New educational material was published on Elections Canada’s public Web site and on its intranet site. The Web site informs the public of their rights under the access and privacy statutes, as well as the responsibility of Elections Canada to assist the public with their requests. Annual reports on the agency’s administration of the Acts and a link to the organization’s Info Source chapter are also on the Web site. The intranet site provides agency staff with training materials and guidance to help them fulfill their ATIP responsibilities.
2.2 Institutional Privacy Policies and Procedures
During this reporting period, the ATIP Office developed guidance documents for information-sharing agreements in response to new Treasury Board guidelines on data sharing. Several long-standing agreements were reviewed and will be updated to reflect these guidelines.
In response to the Office of the Privacy Commissioner’s 2009 audit report Privacy Management Frameworks of Selected Federal Institutions, Elections Canada developed an approach to address privacy breaches. Senior management ratification of the process is anticipated in 2011–2012.
Elections Canada also revised its guidelines on use of the voters lists provided at specific times to candidates, political parties and members of Parliament. Voters lists are distributed pursuant to the Canada Elections Act, which also sets limits on how the information can be used. Notable improvements to the document Guidelines on Use of the Lists of Electors from the Office of the Chief Electoral Officer of Canada, which accompanies the voters lists, were the extension of the target audience to candidates and an elaboration of best practices for the protection of personal information.
In addition, Elections Canada updated its Web site in order to provide electors with detailed information regarding the National Register of Electors, including their rights to be included or removed from the Register as well as how personal information will be used and disclosed.
2.3 Information-Sharing Agreements
The Chief Electoral Officer has the authority, pursuant to section 44 of the Canada Elections Act, to maintain a registry of Canadians who qualify as electors. This registry is known as the National Register of Electors and contains more information than the lists of electors distributed to candidates, political parties and members of Parliament. The Register contains the name, address, sex, date of birth and a randomly generated unique identifier for each elector.
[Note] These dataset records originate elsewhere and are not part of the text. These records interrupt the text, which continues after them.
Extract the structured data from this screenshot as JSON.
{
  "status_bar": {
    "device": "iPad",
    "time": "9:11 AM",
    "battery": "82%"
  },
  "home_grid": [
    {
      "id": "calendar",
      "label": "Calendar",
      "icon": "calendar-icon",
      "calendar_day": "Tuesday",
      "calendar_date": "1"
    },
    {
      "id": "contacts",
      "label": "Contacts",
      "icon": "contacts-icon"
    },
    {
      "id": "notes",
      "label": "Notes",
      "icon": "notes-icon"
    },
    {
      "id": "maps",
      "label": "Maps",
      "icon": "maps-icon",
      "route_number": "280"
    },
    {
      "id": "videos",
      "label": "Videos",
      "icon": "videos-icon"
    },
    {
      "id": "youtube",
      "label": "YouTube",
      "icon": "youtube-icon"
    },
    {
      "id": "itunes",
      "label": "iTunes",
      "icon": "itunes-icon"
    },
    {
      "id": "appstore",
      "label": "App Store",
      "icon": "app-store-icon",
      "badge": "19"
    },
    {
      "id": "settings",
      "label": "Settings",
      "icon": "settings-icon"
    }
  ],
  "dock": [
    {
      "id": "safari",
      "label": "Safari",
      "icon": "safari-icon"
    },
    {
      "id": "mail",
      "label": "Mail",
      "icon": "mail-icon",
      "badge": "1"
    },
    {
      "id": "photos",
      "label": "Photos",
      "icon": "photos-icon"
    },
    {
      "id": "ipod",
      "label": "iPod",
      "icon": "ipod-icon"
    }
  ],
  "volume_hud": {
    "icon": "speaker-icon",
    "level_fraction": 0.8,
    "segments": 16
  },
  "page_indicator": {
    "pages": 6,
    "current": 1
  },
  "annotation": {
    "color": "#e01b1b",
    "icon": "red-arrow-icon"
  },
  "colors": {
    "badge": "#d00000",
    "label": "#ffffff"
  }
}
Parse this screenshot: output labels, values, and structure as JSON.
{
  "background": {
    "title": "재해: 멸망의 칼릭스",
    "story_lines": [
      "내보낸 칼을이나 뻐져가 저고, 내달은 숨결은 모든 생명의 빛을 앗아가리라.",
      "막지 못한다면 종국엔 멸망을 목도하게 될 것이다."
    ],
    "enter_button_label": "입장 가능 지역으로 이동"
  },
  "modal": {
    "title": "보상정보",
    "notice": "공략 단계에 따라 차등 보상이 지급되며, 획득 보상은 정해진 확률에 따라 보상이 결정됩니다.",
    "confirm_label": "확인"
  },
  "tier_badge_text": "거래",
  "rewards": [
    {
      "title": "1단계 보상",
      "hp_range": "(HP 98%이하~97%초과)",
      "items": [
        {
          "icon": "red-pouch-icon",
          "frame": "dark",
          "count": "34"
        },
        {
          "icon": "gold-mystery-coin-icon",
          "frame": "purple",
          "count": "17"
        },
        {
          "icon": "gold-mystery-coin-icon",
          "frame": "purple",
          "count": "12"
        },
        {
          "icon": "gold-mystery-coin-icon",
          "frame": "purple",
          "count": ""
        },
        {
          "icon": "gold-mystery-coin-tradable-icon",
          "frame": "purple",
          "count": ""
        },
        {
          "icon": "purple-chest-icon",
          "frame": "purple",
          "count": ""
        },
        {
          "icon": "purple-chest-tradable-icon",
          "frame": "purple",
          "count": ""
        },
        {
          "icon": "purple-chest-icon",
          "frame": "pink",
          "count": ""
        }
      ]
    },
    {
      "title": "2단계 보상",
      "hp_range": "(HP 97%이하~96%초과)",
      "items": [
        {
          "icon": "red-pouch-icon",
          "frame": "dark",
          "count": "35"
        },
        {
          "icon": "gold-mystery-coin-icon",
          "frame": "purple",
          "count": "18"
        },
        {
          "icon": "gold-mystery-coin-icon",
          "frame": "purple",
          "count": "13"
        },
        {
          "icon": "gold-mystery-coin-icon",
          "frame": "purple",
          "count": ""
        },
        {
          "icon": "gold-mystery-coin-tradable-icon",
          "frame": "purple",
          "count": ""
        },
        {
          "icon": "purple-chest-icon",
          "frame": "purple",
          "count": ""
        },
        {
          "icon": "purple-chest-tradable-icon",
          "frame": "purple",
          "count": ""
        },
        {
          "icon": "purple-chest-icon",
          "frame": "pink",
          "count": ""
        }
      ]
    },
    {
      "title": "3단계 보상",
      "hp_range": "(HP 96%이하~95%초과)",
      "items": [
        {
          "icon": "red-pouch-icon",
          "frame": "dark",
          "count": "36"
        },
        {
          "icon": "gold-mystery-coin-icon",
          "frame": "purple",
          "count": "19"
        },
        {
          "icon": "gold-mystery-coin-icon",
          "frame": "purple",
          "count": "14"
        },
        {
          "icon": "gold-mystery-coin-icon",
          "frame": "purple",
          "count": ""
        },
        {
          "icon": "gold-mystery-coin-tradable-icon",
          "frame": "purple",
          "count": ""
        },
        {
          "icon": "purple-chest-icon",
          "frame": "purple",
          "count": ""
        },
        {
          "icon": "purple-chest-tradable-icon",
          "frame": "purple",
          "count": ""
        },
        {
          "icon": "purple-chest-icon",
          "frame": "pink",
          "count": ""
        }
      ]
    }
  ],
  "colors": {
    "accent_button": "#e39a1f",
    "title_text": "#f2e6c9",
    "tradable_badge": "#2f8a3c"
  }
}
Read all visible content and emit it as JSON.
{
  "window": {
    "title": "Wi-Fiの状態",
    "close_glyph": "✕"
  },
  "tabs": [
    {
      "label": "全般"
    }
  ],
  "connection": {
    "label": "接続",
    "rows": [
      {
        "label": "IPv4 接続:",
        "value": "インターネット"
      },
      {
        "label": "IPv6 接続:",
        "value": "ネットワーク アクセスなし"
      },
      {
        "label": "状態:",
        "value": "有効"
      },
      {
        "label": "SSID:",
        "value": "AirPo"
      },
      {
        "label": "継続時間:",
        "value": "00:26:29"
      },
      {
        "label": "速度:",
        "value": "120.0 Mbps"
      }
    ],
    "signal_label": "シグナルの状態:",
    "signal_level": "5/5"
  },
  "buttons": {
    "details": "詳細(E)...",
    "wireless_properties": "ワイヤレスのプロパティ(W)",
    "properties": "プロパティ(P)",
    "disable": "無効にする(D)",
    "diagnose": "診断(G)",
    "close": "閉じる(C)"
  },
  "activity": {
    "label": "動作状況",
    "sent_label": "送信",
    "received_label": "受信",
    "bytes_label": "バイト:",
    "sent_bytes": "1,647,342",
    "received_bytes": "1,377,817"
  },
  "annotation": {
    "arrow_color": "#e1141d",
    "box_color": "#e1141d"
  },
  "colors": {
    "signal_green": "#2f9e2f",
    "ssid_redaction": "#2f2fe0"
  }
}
The Register is updated with information supplied by federal, provincial and territorial data sources and by electors themselves (section 46 of the Act). Elections Canada has agreements with data suppliers including the Canada Revenue Agency, Canada Post Corporation, Citizenship and Immigration Canada and provincial and territorial registrars of motor vehicles and vital statistics.
Elections Canada also provides the information in the Register, in accordance with section 55 of the Act, to any body responsible under provincial or territorial law for establishing a list of electors. Such information-sharing agreements must include conditions regarding the use and protection of the personal information being shared.
Elections Canada has two-way data-sharing agreements with all provincial and territorial electoral agencies except for those in Saskatchewan and Yukon. The agreements allow Elections Canada to receive and share data with these electoral authorities. In the cases of Saskatchewan and Yukon, agreements have been negotiated to receive data but not to provide any in return. Elections Canada also has two-way information-sharing agreements with some municipalities, for example, the City of Winnipeg, to share data for electoral purposes.
2.4 Privacy Impact Assessments
Significant inroads have been made to bring privacy considerations to the forefront of institutional planning at Elections Canada. The Information Management/Information Technology Committee has been mandated to consider privacy in its review and oversight of new project initiatives. Also in the context of project planning, senior managers must ensure that PIAs are considered and completed where necessary in any project for which they are responsible. The roles and responsibilities regarding PIAs have been clarified and a PIA guide is now available to all employees on Elections Canada’s intranet site.
While the six assessments begun in the reporting period found substantial compliance with privacy principles and requirements, they also identified areas for improvement. One such area is in fully documenting processes that illustrate how program activities meet privacy principles mandated by the Privacy Act. No assessments were concluded during the reporting period.
2.5 Human Resources and Staffing
A substantial assessment of the skills and resources needed to administer the ATIP legislation was conducted during the reporting year. The ATIP Office has relied on a combination of seconded staff, consultants and students since its creation. Steps were taken to solidify its small employee base in 2010–2011, including the conclusion of several competitive processes.
In close collaboration with Elections Canada’s Human Resources Sector, the ATIP Office developed a skills development program for ATIP agents. This program, which is in line with Elections Canada’s Human Resources Strategy, would focus on the acquisition and development of skills through training, both in the classroom and on the job.